Our entire IT department had less than two handfuls of people with most of our dedicated resources supporting tech ops & support desk. Prime’s agile team was small & cross-functional out of necessity. We “borrowed” someone from training, so that she could develop training content as we built Prime. She also represented the end users by helping us test to ensure that Prime was working as designed. This was also an accelerator of agility because she was able to give immediate feedback on process impacts & potential test scenarios (today we call this Test-Driven Development). By working in parallel on operational readiness, the team was able to accelerate onboarding of end users for using the new death index process once Prime was launched live in production.
Only in my rearview can I appreciate the organic beginnings of my career as a business agility & transformation coach. I naturally like to solve problems but was very naïve because I had never been exposed to strategically managed transformation. At Humana, we were in very restrictive silos where “thinking outside of the box” was openly discouraged because working differently meant challenging the status quo. This pressure to “stay in my lane” was a contributing factor for leaving.

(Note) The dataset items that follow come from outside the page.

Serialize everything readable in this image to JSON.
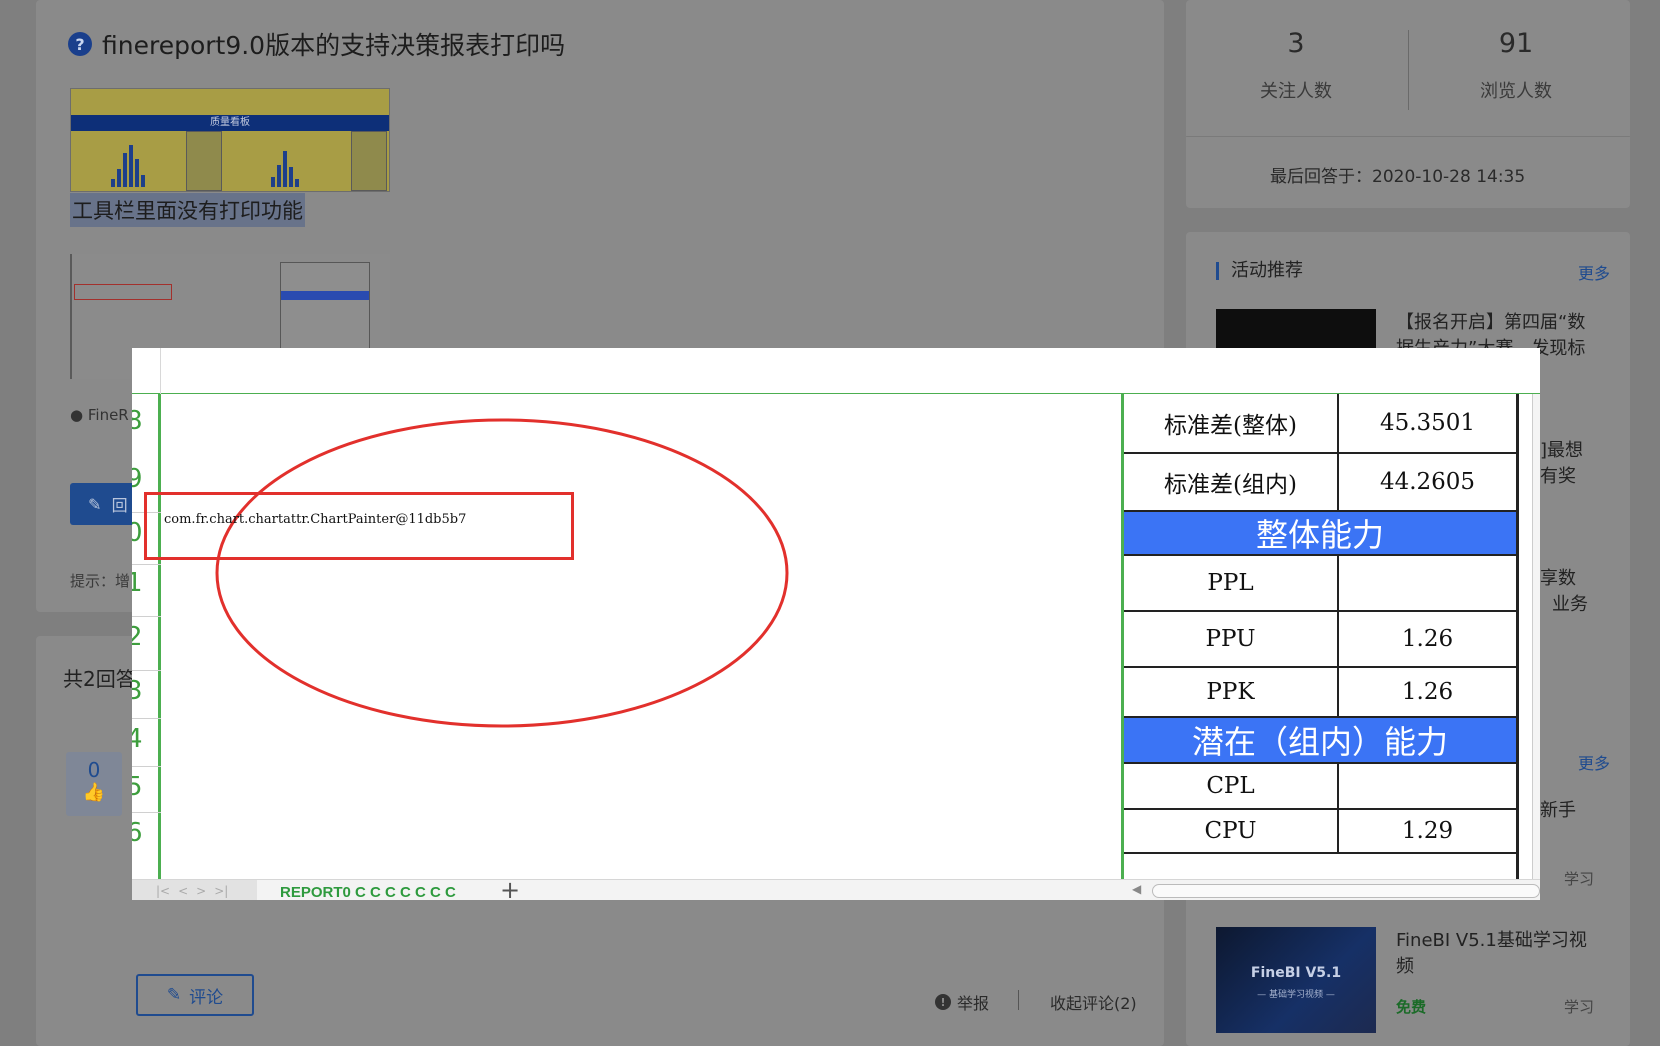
{
  "question": {
    "title": "finereport9.0版本的支持决策报表打印吗",
    "icon": "question-icon",
    "thumb1_header": "质量看板",
    "caption1": "工具栏里面没有打印功能",
    "tag": "FineR",
    "answer_button": "回",
    "hint": "提示：增",
    "answers_count": "共2回答"
  },
  "answer": {
    "votes": "0",
    "comment_label": "评论",
    "report_label": "举报",
    "collapse_label": "收起评论(2)"
  },
  "sidebar": {
    "stats": [
      {
        "value": "3",
        "label": "关注人数"
      },
      {
        "value": "91",
        "label": "浏览人数"
      }
    ],
    "last_answer_label": "最后回答于：",
    "last_answer_time": "2020-10-28 14:35",
    "activity_title": "活动推荐",
    "more_label": "更多",
    "activity_text": "【报名开启】第四届“数据生产力”大赛，发现标",
    "fragments": [
      "]最想",
      "有奖",
      "享数",
      "业务",
      "新手",
      "学习"
    ],
    "course_title": "FineBI V5.1基础学习视频",
    "course_img_title": "FineBI V5.1",
    "course_img_sub": "— 基础学习视频 —",
    "course_free": "免费",
    "course_learn": "学习"
  },
  "overlay": {
    "row_numbers": [
      "8",
      "9",
      "0",
      "1",
      "2",
      "3",
      "4",
      "5",
      "6"
    ],
    "code_text": "com.fr.chart.chartattr.ChartPainter@11db5b7",
    "table": [
      {
        "label": "标准差(整体)",
        "value": "45.3501"
      },
      {
        "label": "标准差(组内)",
        "value": "44.2605"
      },
      {
        "band": "整体能力"
      },
      {
        "label": "PPL",
        "value": ""
      },
      {
        "label": "PPU",
        "value": "1.26"
      },
      {
        "label": "PPK",
        "value": "1.26"
      },
      {
        "band": "潜在（组内）能力"
      },
      {
        "label": "CPL",
        "value": ""
      },
      {
        "label": "CPU",
        "value": "1.29"
      }
    ],
    "sheet_tab": "REPORT0",
    "sheet_tab_suffix": "C C C C C C C",
    "add_sheet": "+"
  },
  "colors": {
    "accent_blue": "#3b74f5",
    "grid_green": "#4caf50",
    "annotation_red": "#e2302c"
  }
}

After a couple of years, I returned to Humana with an opportunity to manage the implementation of machine learning in Enterprise Data & Analytics. The organization was embarking on extensive modernization & enough time had passed so leaders could appreciate my unconventional way of working to deliver projects, programs & products.

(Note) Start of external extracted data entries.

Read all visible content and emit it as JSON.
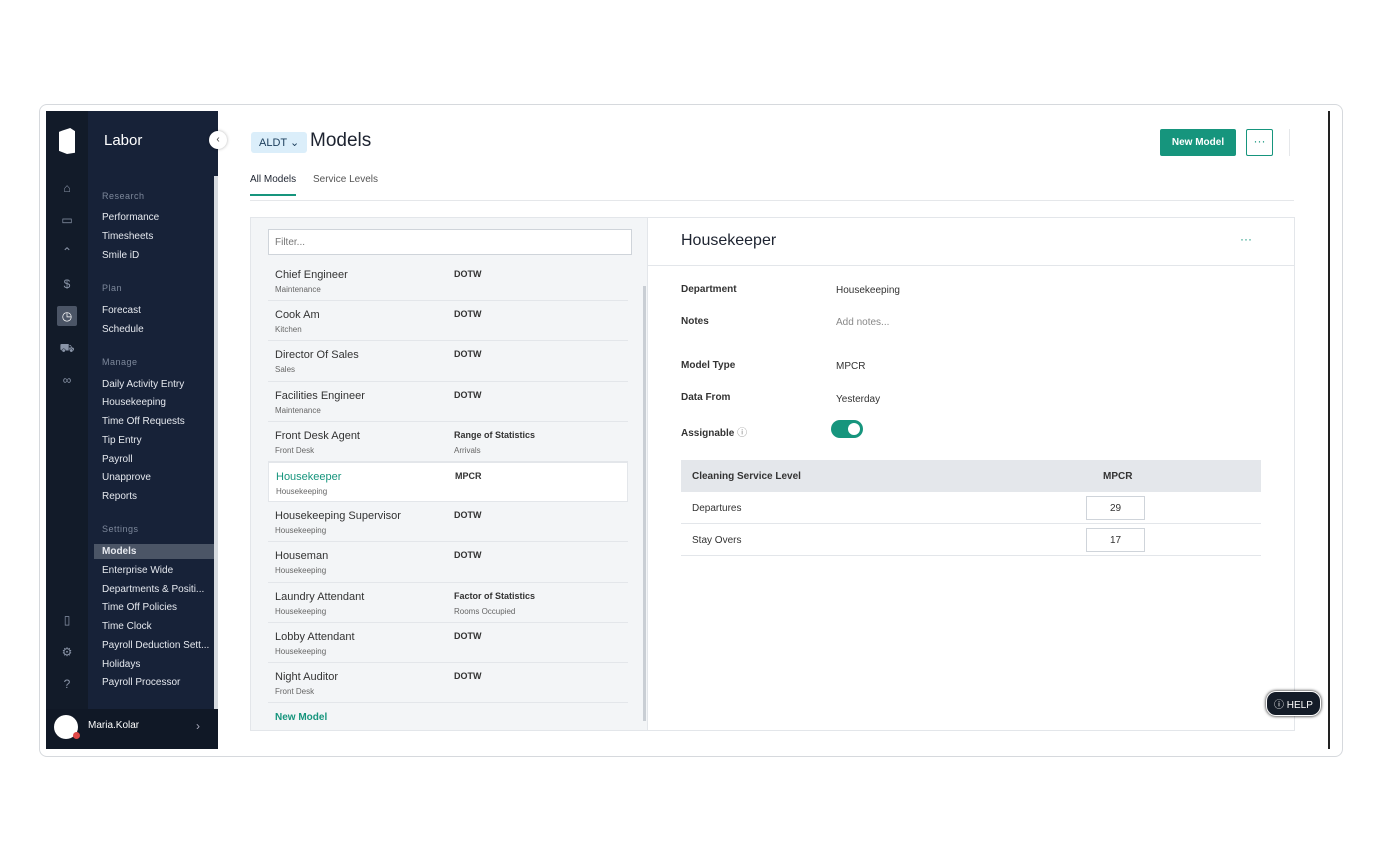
{
  "nav": {
    "title": "Labor",
    "sections": [
      {
        "label": "Research",
        "items": [
          "Performance",
          "Timesheets",
          "Smile iD"
        ]
      },
      {
        "label": "Plan",
        "items": [
          "Forecast",
          "Schedule"
        ]
      },
      {
        "label": "Manage",
        "items": [
          "Daily Activity Entry",
          "Housekeeping",
          "Time Off Requests",
          "Tip Entry",
          "Payroll",
          "Unapprove",
          "Reports"
        ]
      },
      {
        "label": "Settings",
        "items": [
          "Models",
          "Enterprise Wide",
          "Departments & Positi...",
          "Time Off Policies",
          "Time Clock",
          "Payroll Deduction Sett...",
          "Holidays",
          "Payroll Processor"
        ]
      }
    ],
    "user": "Maria.Kolar"
  },
  "header": {
    "property": "ALDT",
    "title": "Models",
    "new_model": "New Model",
    "more": "···"
  },
  "tabs": [
    "All Models",
    "Service Levels"
  ],
  "list": {
    "filter_placeholder": "Filter...",
    "new_model": "New Model",
    "rows": [
      {
        "name": "Chief Engineer",
        "dept": "Maintenance",
        "type": "DOTW",
        "sub": ""
      },
      {
        "name": "Cook Am",
        "dept": "Kitchen",
        "type": "DOTW",
        "sub": ""
      },
      {
        "name": "Director Of Sales",
        "dept": "Sales",
        "type": "DOTW",
        "sub": ""
      },
      {
        "name": "Facilities Engineer",
        "dept": "Maintenance",
        "type": "DOTW",
        "sub": ""
      },
      {
        "name": "Front Desk Agent",
        "dept": "Front Desk",
        "type": "Range of Statistics",
        "sub": "Arrivals"
      },
      {
        "name": "Housekeeper",
        "dept": "Housekeeping",
        "type": "MPCR",
        "sub": ""
      },
      {
        "name": "Housekeeping Supervisor",
        "dept": "Housekeeping",
        "type": "DOTW",
        "sub": ""
      },
      {
        "name": "Houseman",
        "dept": "Housekeeping",
        "type": "DOTW",
        "sub": ""
      },
      {
        "name": "Laundry Attendant",
        "dept": "Housekeeping",
        "type": "Factor of Statistics",
        "sub": "Rooms Occupied"
      },
      {
        "name": "Lobby Attendant",
        "dept": "Housekeeping",
        "type": "DOTW",
        "sub": ""
      },
      {
        "name": "Night Auditor",
        "dept": "Front Desk",
        "type": "DOTW",
        "sub": ""
      }
    ]
  },
  "detail": {
    "title": "Housekeeper",
    "more": "···",
    "department_label": "Department",
    "department": "Housekeeping",
    "notes_label": "Notes",
    "notes_placeholder": "Add notes...",
    "model_type_label": "Model Type",
    "model_type": "MPCR",
    "data_from_label": "Data From",
    "data_from": "Yesterday",
    "assignable_label": "Assignable",
    "assignable": true,
    "table": {
      "headers": [
        "Cleaning Service Level",
        "MPCR"
      ],
      "rows": [
        {
          "label": "Departures",
          "value": "29"
        },
        {
          "label": "Stay Overs",
          "value": "17"
        }
      ]
    }
  },
  "help": "HELP"
}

I had no idea there were frameworks with actual dedicated roles for this type of work. It would be a few years after I helped launch Prime when I earned my SPC from Scaled Agile that I would understand the significance of my contribution in helping launch & lead a new way of working with no silos.
2026 is being touted as the year for AI…which, I find mildly humorous because while ChatGPT has made AI mainstream, artificial intelligence within technology is not a new concept. I have been incredibly blessed to have contributed a part of some cool initiatives representing modalities through each phase of artificial intelligence evolution. This blog is about my experience with basic robotic process automation but I have been incredibly fortunate to have deep experience with democratizing data, implementing modern infrastructures like cloud to machine & deep learning for training models. I am eager to get to play in the agentic AI sandbox. It is too early to tell if the next horizon of robots in the agentic space will be Starscream or Ironhide?